Sie holte tief Luft, setzte den Helm auf und zog die Handschuhe an. Ewald winkte sie zu sich und verschloss das Sicherheitsband unter ihrem Kinn.
„Gut so oder zu eng?“
Sie klappte das Visier hoch. „Okay.“
Und dann nahm die Berliner Kriminalhauptkommissarin all ihren Mut zusammen und schwang sich so ungestüm auf die Sitzbank, dass sie beinahe auf der anderen Seite wieder heruntergefallen wäre. Fahrer und Maschine schwankten ein wenig, doch dann waren sie beide sattelfest.
„Alles klar?“
Inge Nowak nickte hinter Plastik und schlug mit ihrem Helm gegen seinen, was ihr außerordentlich unangenehm war.
„Halt dich einfach an mir fest“, rief Ewald beruhigend.
Vorsichtig legte sie ihre Hände auf seine Hüften, worauf er zuerst ihren linken und dann ihren rechten Arm nahm, und sie beide um seinen Körper schloss.
Dann drückte er auf einen kleinen Knopf am Lenker und der Motor sprang mit einem überraschend leisen Surren an. Anders als viele Jahre zuvor ihr geschiedener Mann auf einem ruckeligen Münsteraner Polizeimotorrad schaltete Ewald sanft in den ersten Gang und fuhr ebenso gefühlvoll an. So unspektakulär wie die Maschine über die Straße glitt, so einfach war es plötzlich für Inge, sich an den ledernen Rücken ihres Fahrers zu lehnen und die ruhige Fahrt über die von hochgewachsenen, sich gerade aufblätternden Bäumen gesäumte Allee zu genießen. Der kühle Fahrtwind mogelte sich über die Schuhe und an den Socken vorbei die Hosenbeine hinauf. Die Frühlingssonne schien auf den grauen Asphalt, zaghaft erwachende Felder und zartgrüne Wiesen, und wenn sie den Blick ein wenig hob, dann kam es ihr vor, als schwebten sie gen Unendlichkeit.
Als sich die Nähe der Stadt ankündigte, hätte Inge nicht sagen können, wie lange die Fahrt gedauert hatte. Sie hatte an nichts Besonderes gedacht, sich nur dem Gefühl der Schwerelosigkeit hingegeben, das ewig hätte anhalten können. Ohne festen Ort zu sein, schien ihr angesichts ihrer persönlichen Lage bodenlos schön.
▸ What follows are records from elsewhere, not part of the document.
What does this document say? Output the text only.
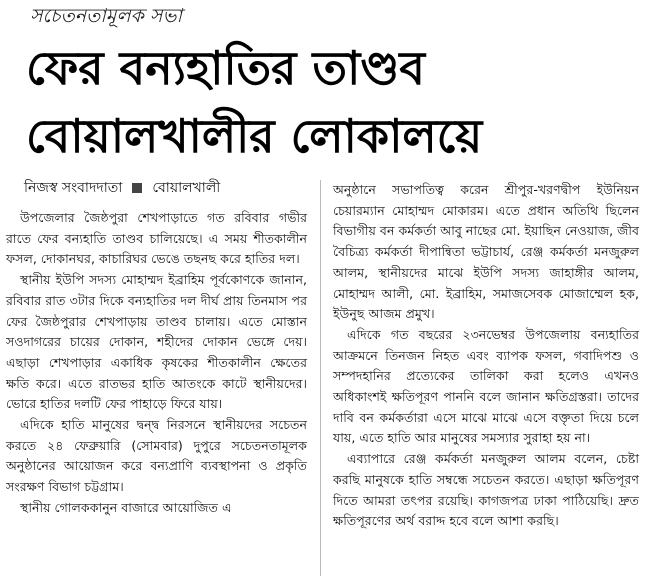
সচেতনতামূলক সভা
ফের বন্যহাতির তাণ্ডব
বোয়ালখালীর লোকালয়ে
নিজস্ব সংবাদদাতা বোয়ালখালী

উপজেলার জৈষ্ঠপুরা শেখপাড়াতে গত রবিবার গভীর রাতে ফের বন্যহাতি তাণ্ডব চালিয়েছে। এ সময় শীতকালীন ফসল, দোকানঘর, কাচারিঘর ভেঙে তছনছ করে হাতির দল।

স্থানীয় ইউপি সদস্য মোহাম্মদ ইব্রাহিম পূর্বকোণকে জানান, রবিবার রাত ৩টার দিকে বন্যহাতির দল দীর্ঘ প্রায় তিনমাস পর ফের জৈষ্ঠপুরার শেখপাড়ায় তাণ্ডব চালায়। এতে মোস্তান সওদাগরের চায়ের দোকান, শহীদের দোকান ভেঙ্গে দেয়। এছাড়া শেখপাড়ার একাধিক কৃষকের শীতকালীন ক্ষেতের ক্ষতি করে। এতে রাতভর হাতি আতংকে কাটে স্থানীয়দের। ভোরে হাতির দলটি ফের পাহাড়ে ফিরে যায়।

এদিকে হাতি মানুষের দ্বন্দ্ব নিরসনে স্থানীয়দের সচেতন করতে ২৪ ফেব্রুয়ারি (সোমবার) দুপুরে সচেতনতামূলক অনুষ্ঠানের আয়োজন করে বন্যপ্রাণি ব্যবস্থাপনা ও প্রকৃতি সংরক্ষণ বিভাগ চট্টগ্রাম।

স্থানীয় গোলককানুন বাজারে আয়োজিত এ

অনুষ্ঠানে সভাপতিত্ব করেন শ্রীপুর-খরণদ্বীপ ইউনিয়ন চেয়ারম্যান মোহাম্মদ মোকারম। এতে প্রধান অতিথি ছিলেন বিভাগীয় বন কর্মকর্তা আবু নাছের মো. ইয়াছিন নেওয়াজ, জীব বৈচিত্র্য কর্মকর্তা দীপান্বিতা ভট্টাচার্য, রেঞ্জ কর্মকর্তা মনজুরুল আলম, স্থানীয়দের মাঝে ইউপি সদস্য জাহাঙ্গীর আলম, মোহাম্মদ আলী, মো. ইব্রাহিম, সমাজসেবক মোজাম্মেল হক, ইউনুছ আজম প্রমুখ।

এদিকে গত বছরের ২৩নভেম্বর উপজেলায় বন্যহাতির আক্রমনে তিনজন নিহত এবং ব্যাপক ফসল, গবাদিপশু ও সম্পদহানির প্রত্যেকের তালিকা করা হলেও এখনও অধিকাংশই ক্ষতিপূরণ পাননি বলে জানান ক্ষতিগ্রস্তরা। তাদের দাবি বন কর্মকর্তারা এসে মাঝে মাঝে এসে বক্তৃতা দিয়ে চলে যায়, এতে হাতি আর মানুষের সমস্যার সুরাহা হয় না।

এব্যাপারে রেঞ্জ কর্মকর্তা মনজুরুল আলম বলেন, চেষ্টা করছি মানুষকে হাতি সম্বন্ধে সচেতন করতে। এছাড়া ক্ষতিপূরণ দিতে আমরা তৎপর রয়েছি। কাগজপত্র ঢাকা পাঠিয়েছি। দ্রুত ক্ষতিপূরণের অর্থ বরাদ্দ হবে বলে আশা করছি।
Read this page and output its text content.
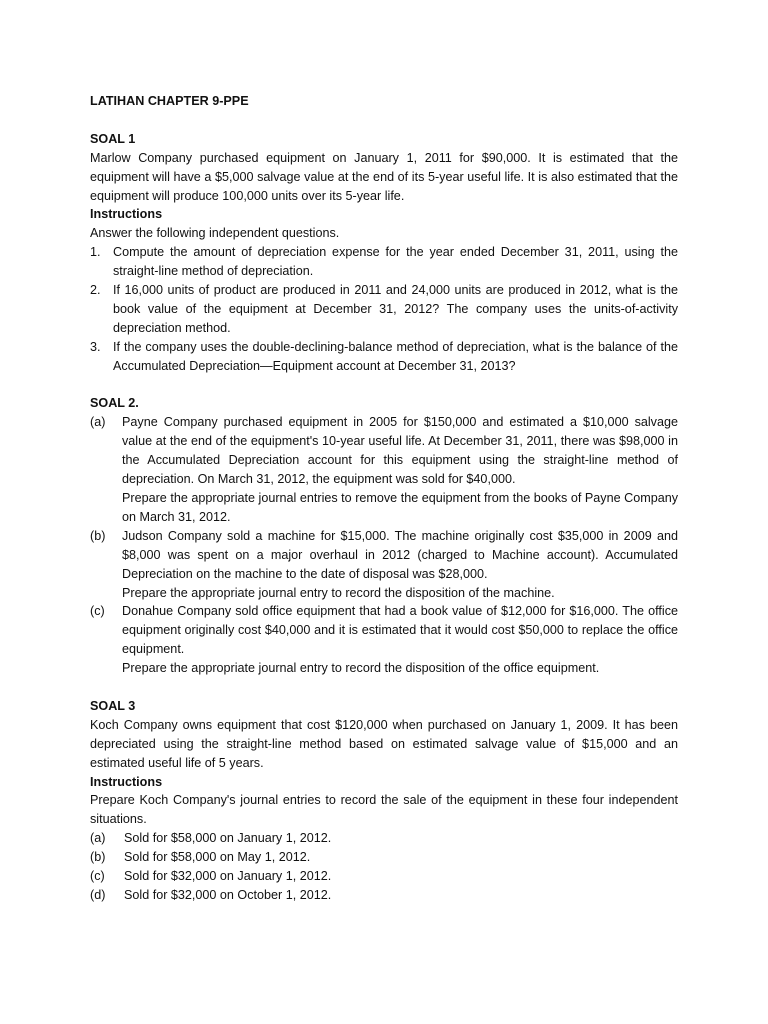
LATIHAN CHAPTER 9-PPE

SOAL 1

Marlow Company purchased equipment on January 1, 2011 for $90,000. It is estimated that the equipment will have a $5,000 salvage value at the end of its 5-year useful life. It is also estimated that the equipment will produce 100,000 units over its 5-year life.

Instructions

Answer the following independent questions.

1. Compute the amount of depreciation expense for the year ended December 31, 2011, using the straight-line method of depreciation.
2. If 16,000 units of product are produced in 2011 and 24,000 units are produced in 2012, what is the book value of the equipment at December 31, 2012? The company uses the units-of-activity depreciation method.
3. If the company uses the double-declining-balance method of depreciation, what is the balance of the Accumulated Depreciation—Equipment account at December 31, 2013?

SOAL 2.

(a)	Payne Company purchased equipment in 2005 for $150,000 and estimated a $10,000 salvage value at the end of the equipment's 10-year useful life. At December 31, 2011, there was $98,000 in the Accumulated Depreciation account for this equipment using the straight-line method of depreciation. On March 31, 2012, the equipment was sold for $40,000.

Prepare the appropriate journal entries to remove the equipment from the books of Payne Company on March 31, 2012.

(b)	Judson Company sold a machine for $15,000. The machine originally cost $35,000 in 2009 and $8,000 was spent on a major overhaul in 2012 (charged to Machine account). Accumulated Depreciation on the machine to the date of disposal was $28,000.

Prepare the appropriate journal entry to record the disposition of the machine.

(c)	Donahue Company sold office equipment that had a book value of $12,000 for $16,000. The office equipment originally cost $40,000 and it is estimated that it would cost $50,000 to replace the office equipment.

Prepare the appropriate journal entry to record the disposition of the office equipment.

SOAL 3

Koch Company owns equipment that cost $120,000 when purchased on January 1, 2009. It has been depreciated using the straight-line method based on estimated salvage value of $15,000 and an estimated useful life of 5 years.

Instructions

Prepare Koch Company's journal entries to record the sale of the equipment in these four independent situations.

(a)	Sold for $58,000 on January 1, 2012.
(b)	Sold for $58,000 on May 1, 2012.
(c)	Sold for $32,000 on January 1, 2012.
(d)	Sold for $32,000 on October 1, 2012.
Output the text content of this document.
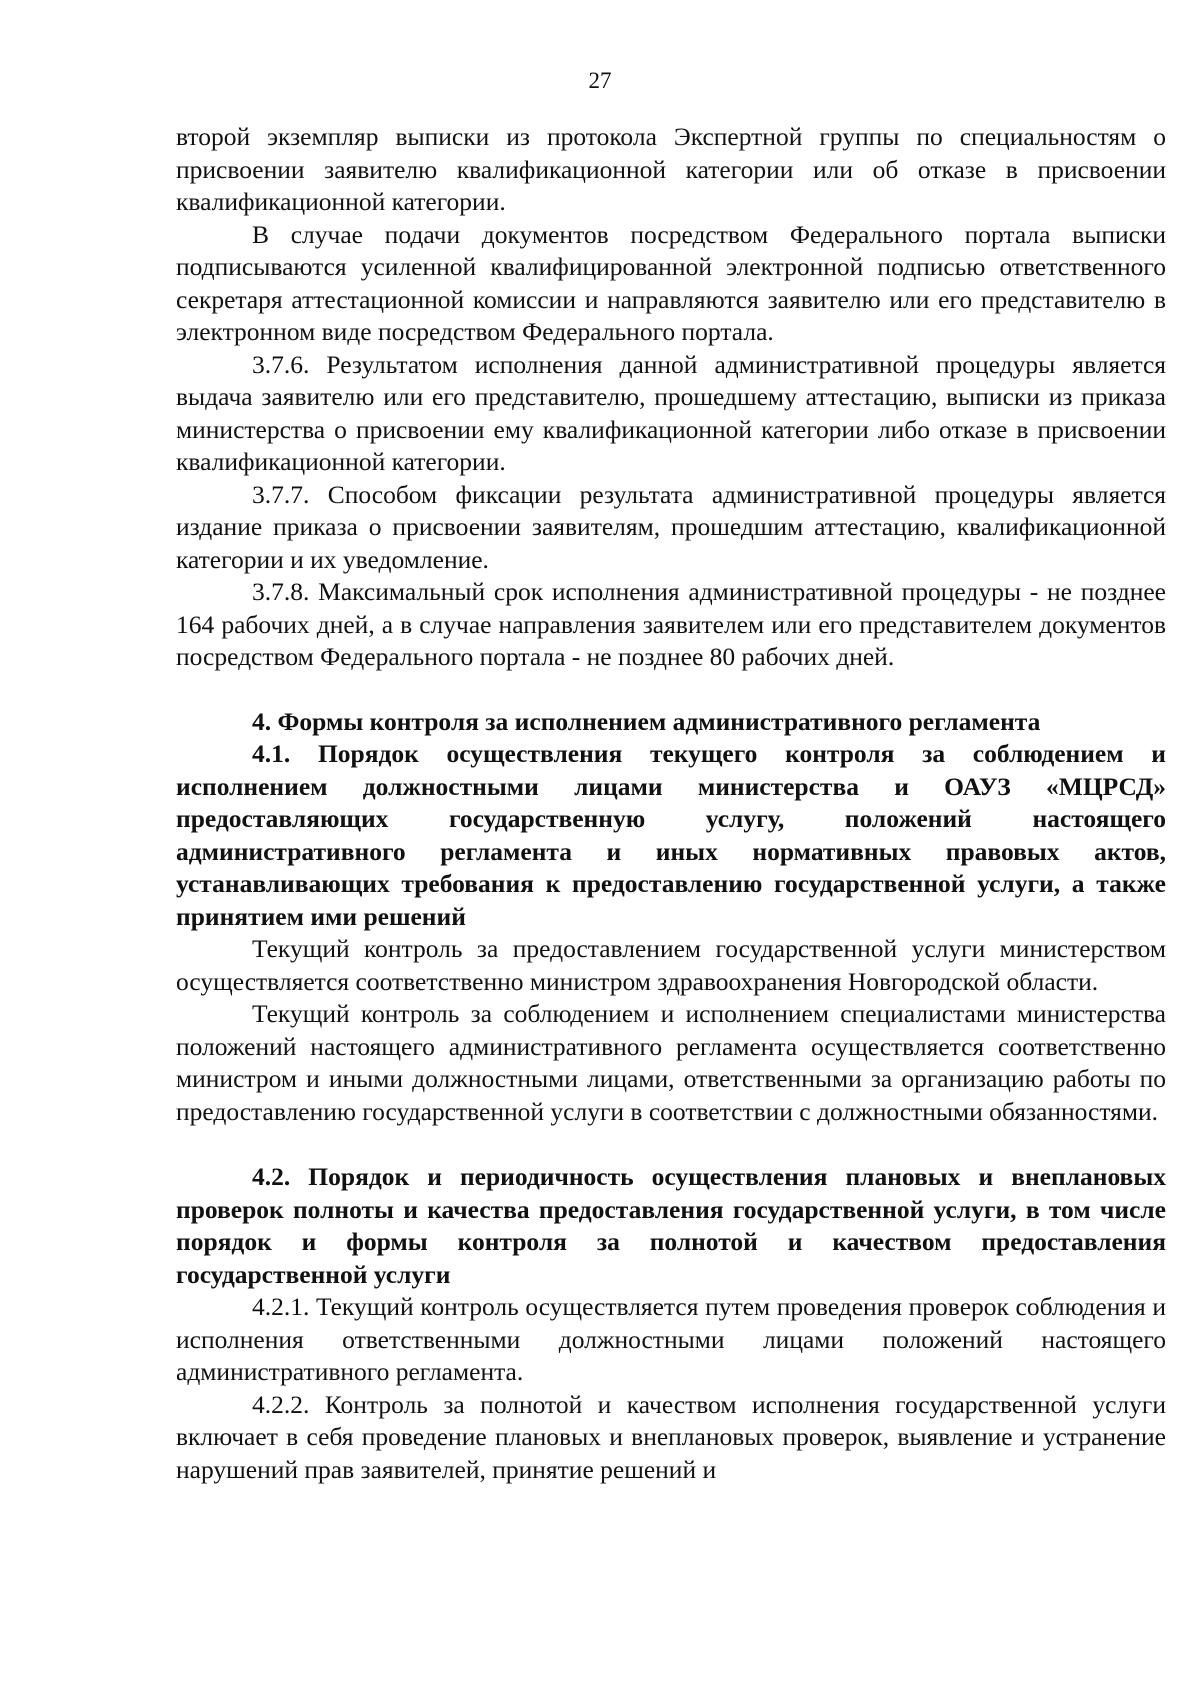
27

второй экземпляр выписки из протокола Экспертной группы по специальностям о присвоении заявителю квалификационной категории или об отказе в присвоении квалификационной категории.

В случае подачи документов посредством Федерального портала выписки подписываются усиленной квалифицированной электронной подписью ответственного секретаря аттестационной комиссии и направляются заявителю или его представителю в электронном виде посредством Федерального портала.

3.7.6. Результатом исполнения данной административной процедуры является выдача заявителю или его представителю, прошедшему аттестацию, выписки из приказа министерства о присвоении ему квалификационной категории либо отказе в присвоении квалификационной категории.

3.7.7. Способом фиксации результата административной процедуры является издание приказа о присвоении заявителям, прошедшим аттестацию, квалификационной категории и их уведомление.

3.7.8. Максимальный срок исполнения административной процедуры - не позднее 164 рабочих дней, а в случае направления заявителем или его представителем документов посредством Федерального портала - не позднее 80 рабочих дней.

4. Формы контроля за исполнением административного регламента

4.1. Порядок осуществления текущего контроля за соблюдением и исполнением должностными лицами министерства и ОАУЗ «МЦРСД» предоставляющих государственную услугу, положений настоящего административного регламента и иных нормативных правовых актов, устанавливающих требования к предоставлению государственной услуги, а также принятием ими решений

Текущий контроль за предоставлением государственной услуги министерством осуществляется соответственно министром здравоохранения Новгородской области.

Текущий контроль за соблюдением и исполнением специалистами министерства положений настоящего административного регламента осуществляется соответственно министром и иными должностными лицами, ответственными за организацию работы по предоставлению государственной услуги в соответствии с должностными обязанностями.

4.2. Порядок и периодичность осуществления плановых и внеплановых проверок полноты и качества предоставления государственной услуги, в том числе порядок и формы контроля за полнотой и качеством предоставления государственной услуги

4.2.1. Текущий контроль осуществляется путем проведения проверок соблюдения и исполнения ответственными должностными лицами положений настоящего административного регламента.

4.2.2. Контроль за полнотой и качеством исполнения государственной услуги включает в себя проведение плановых и внеплановых проверок, выявление и устранение нарушений прав заявителей, принятие решений и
An der ersten roten Ampel drehte sich Ewald zu ihr um: „Alles gut?“
„Besser.“
„Wie heißt die Straße?“
„Rungestraße. Nummer 17.“ Erst jetzt sah sie, dass zu seinem unglaublich kompliziert aussehenden Cockpit auch ein Navigationsgerät gehörte, in das er die Straße nun eingab.
Es dauerte nicht lange, bis sie vor der Hofeinfahrt standen. Ewald manövrierte die BMW in eine freie Parklücke zwei Häuser weiter, und als sie abstieg, spürte sie ein angenehmes Kribbeln in den Beinen. Wie gut, dachte sie, als sie den Helm abnahm und sich mit der freien Hand durch die Haare fuhr, dass ich beim Frisör war. Mit einem gewissen Stolz trug sie den aerodynamisch wirkenden Kopfschutz lässig im Arm und dachte darüber nach, ob sie in ihrem Alter noch eine Lederjacke tragen könnte.
„Und jetzt?“, fragte Ewald, und sie wusste, dass es Zeit war, die Rollen zu tauschen.
„Wir besuchen unsere gemeinsame Freundin Ellen, was sonst?“, antwortete sie und ging voraus.
Vor Ellen Weyers Haustür bot sich in etwa das gleiche Bild wie am Vortag. Niemand hatte den Briefkasten geleert, die Jalousien waren noch immer heruntergelassen. Inge Nowak klingelte, aber niemand öffnete.
„Ich gehe jetzt rüber zu dem Nachbarn und verwickle ihn in ein Gespräch. Du tust derweil so, als ob du Ellen eine Nachricht schreibst, versuchst aber die Post aus dem Briefkasten zu fischen. Schaffst du das?“
„Ist das nicht polizeilich verboten?“
„Ich bin die Polizei, schon vergessen?“
Der Alte stand schon am geöffneten Fenster. Sie winkte und ging über den Hof auf ihn zu wie eine alte Bekannte.
„Haben Sie Ellen inzwischen gesehen?“, fragte sie.
„Nein. Ich mach mir auch schon Sorgen.